In an interview with Fox News on Sunday, Lynne Cheney, wife of former Vice President Dick Cheney, told Fox host Shannon Bream that she considers partisanship a principle that began with our country’s founders and she notes their “partisan furor equals anything we know today.”
Her new book, “James Madison: A Life Reconsidered” explains not only America’s fourth president’s role as the “Father of the Constitution,” but also his role in founding the first political party.
“We tend to think that the founders were compromisers and they got along, and everything was rosy,” she told Fox. “But in fact, he [Madison] was a very stubborn man. He stood quite firmly for what he believed in. He founded the first political party so that he could defeat the direction in which Alexander Hamilton was trying to take the country.”
She continued, “So he really launched a whole decade of partisan furor that equals anything we know today. So I think that is a little bit surprising about any of the founders, to understand how stubborn they were and how willing they were to fight for the ideas they believed in.”
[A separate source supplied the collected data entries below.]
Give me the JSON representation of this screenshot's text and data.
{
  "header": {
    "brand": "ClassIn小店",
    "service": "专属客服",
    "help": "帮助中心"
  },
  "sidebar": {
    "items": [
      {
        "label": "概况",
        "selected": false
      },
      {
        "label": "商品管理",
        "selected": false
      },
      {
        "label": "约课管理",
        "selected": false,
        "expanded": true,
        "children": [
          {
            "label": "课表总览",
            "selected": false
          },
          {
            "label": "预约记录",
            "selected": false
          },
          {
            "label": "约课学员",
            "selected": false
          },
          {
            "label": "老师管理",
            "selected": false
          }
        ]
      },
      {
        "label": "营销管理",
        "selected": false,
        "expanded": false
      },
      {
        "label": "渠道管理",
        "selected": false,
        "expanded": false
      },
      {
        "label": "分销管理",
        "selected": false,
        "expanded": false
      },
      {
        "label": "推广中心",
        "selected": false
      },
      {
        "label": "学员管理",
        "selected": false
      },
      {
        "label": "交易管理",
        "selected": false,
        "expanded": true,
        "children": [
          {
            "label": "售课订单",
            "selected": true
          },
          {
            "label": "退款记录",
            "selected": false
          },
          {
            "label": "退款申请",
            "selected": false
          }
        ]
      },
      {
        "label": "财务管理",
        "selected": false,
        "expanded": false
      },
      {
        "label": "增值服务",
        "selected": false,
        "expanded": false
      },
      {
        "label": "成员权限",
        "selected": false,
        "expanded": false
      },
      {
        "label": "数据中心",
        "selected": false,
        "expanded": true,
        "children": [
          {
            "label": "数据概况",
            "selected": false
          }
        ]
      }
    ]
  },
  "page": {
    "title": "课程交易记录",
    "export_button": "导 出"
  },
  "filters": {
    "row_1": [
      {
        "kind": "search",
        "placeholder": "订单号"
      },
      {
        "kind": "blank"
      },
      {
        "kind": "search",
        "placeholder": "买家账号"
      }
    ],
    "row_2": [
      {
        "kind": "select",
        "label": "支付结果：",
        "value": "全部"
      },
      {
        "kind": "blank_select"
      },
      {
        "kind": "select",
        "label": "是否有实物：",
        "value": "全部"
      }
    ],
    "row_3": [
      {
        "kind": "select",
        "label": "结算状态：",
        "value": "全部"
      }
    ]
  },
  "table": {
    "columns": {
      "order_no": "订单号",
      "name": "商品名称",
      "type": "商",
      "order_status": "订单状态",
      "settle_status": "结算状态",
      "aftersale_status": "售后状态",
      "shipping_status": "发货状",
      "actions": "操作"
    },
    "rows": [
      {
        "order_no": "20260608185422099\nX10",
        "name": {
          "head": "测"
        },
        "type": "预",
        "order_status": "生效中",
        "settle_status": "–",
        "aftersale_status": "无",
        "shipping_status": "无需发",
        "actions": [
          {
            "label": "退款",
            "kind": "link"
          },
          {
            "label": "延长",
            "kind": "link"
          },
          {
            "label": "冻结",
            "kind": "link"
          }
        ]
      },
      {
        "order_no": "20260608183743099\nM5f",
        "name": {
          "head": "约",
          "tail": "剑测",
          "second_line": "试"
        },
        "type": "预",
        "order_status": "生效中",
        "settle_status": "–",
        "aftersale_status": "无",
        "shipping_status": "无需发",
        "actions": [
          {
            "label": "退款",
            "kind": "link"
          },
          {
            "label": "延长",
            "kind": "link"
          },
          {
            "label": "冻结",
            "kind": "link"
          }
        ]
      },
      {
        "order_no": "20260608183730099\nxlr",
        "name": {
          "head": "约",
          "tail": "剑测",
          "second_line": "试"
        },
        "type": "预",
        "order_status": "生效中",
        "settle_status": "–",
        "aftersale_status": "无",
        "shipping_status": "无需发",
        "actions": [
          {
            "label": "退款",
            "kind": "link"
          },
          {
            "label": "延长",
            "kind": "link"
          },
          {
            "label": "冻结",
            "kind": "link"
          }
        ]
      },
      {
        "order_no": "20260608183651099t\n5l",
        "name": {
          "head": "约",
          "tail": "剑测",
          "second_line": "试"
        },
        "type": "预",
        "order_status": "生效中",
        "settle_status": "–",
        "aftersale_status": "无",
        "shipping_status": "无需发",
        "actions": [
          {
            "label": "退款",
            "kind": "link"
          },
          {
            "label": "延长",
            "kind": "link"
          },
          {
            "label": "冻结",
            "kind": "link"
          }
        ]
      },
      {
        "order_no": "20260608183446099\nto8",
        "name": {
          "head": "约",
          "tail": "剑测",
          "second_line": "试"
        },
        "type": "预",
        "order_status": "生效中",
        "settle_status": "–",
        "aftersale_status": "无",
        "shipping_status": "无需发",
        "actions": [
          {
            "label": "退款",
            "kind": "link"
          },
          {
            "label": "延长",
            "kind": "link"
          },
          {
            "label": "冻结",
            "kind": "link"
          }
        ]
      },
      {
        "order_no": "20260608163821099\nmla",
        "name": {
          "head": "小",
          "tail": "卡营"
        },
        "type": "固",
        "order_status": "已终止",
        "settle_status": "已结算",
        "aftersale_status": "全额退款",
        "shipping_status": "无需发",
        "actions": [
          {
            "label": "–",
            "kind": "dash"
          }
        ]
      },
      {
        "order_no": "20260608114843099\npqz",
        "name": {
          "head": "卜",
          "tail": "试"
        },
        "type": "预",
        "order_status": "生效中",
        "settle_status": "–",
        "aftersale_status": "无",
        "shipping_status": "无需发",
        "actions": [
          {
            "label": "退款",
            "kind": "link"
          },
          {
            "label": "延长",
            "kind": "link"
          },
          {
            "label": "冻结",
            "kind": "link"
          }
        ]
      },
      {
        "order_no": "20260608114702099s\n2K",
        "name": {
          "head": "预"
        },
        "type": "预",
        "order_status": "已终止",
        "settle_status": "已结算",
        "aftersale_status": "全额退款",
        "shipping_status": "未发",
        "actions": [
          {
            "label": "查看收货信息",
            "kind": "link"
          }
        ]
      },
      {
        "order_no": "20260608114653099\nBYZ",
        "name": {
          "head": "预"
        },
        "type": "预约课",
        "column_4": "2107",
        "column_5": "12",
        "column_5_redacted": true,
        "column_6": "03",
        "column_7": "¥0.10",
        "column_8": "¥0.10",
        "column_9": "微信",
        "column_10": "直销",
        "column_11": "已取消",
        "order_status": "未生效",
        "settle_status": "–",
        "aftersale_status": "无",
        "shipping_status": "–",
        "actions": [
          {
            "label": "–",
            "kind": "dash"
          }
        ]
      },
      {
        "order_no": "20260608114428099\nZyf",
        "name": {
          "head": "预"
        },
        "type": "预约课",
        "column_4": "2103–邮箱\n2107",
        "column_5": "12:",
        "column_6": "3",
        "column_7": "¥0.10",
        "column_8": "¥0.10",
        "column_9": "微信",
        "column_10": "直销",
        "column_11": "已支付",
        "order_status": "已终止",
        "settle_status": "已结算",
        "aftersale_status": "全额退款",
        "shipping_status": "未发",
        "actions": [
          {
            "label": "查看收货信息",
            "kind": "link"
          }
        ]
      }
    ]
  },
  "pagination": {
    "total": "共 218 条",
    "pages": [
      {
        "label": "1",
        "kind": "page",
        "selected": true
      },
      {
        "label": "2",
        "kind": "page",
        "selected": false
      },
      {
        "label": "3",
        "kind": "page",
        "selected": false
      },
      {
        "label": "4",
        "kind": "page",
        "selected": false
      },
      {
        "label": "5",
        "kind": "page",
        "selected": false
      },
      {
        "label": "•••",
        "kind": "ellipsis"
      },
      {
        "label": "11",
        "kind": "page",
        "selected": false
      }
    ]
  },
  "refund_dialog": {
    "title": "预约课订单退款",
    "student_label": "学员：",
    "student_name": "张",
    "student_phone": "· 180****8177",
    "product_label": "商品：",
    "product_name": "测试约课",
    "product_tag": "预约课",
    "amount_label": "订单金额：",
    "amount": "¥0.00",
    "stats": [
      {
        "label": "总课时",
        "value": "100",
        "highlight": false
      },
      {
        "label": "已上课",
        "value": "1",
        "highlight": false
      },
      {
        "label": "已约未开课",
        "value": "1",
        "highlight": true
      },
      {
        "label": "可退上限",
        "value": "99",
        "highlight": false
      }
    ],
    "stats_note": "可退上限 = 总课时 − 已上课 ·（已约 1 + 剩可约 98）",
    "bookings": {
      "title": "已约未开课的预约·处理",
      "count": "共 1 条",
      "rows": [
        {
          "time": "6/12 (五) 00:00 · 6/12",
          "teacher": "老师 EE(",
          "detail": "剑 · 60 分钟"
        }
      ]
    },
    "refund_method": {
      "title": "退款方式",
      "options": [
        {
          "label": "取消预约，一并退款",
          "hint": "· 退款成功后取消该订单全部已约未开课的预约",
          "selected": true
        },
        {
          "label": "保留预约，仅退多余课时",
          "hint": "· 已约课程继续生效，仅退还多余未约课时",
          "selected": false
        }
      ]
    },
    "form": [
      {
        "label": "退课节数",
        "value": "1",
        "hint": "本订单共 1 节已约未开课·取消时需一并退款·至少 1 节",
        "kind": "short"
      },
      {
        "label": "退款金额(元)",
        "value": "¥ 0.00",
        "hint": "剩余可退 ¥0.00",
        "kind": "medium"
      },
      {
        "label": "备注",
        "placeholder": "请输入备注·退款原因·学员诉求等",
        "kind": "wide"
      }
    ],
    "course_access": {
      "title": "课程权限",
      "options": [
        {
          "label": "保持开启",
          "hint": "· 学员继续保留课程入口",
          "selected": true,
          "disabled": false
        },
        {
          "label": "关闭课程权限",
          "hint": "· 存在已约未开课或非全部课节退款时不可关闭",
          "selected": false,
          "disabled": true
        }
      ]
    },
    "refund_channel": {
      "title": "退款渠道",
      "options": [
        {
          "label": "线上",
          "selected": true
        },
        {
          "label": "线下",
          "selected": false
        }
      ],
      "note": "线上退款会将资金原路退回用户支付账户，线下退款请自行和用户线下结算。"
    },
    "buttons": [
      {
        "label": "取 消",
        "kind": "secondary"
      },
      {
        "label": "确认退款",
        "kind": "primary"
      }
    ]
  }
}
Cheney explained that President Madison recognized the importance of a “legitimate opposition” and she calls his creation of one “a great gift.”
She countered claims that politics today is the most vitriolic and divisive it has ever been: “People actually dueled, they killed each other over politics. So it was, I think, every bit as fierce as now. Perhaps a difference is that the megaphone wasn’t so large. You didn’t have television and blogs and it wasn’t broadcast so lively. But emotionally, it was every bit as intense.”
Last week at a Hollywood fundraiser, President Obama blamed congressional Republicans for partisanship and creating a “spiral of even more cynicism and more dysfunction.” He went on to tell donors that with the GOP “gridlock reigns” and he implored them to help him with Democratic victories not only for 2016 but this year.
Other Democratic complaints last week about partisanship included the launch of an election-year investigation of the Benghazi attack. Rep. Trey Gowdy, the head of the new Benghazi committee, expressed his desire for the committee to transcend politics but Democratic Minority Leader Nancy Pelosi called the committee a “political stunt.”
“People today don’t like partisan bickering any more than they did then. It is kind of the sound that a Republic makes,” Cheney told Fox News.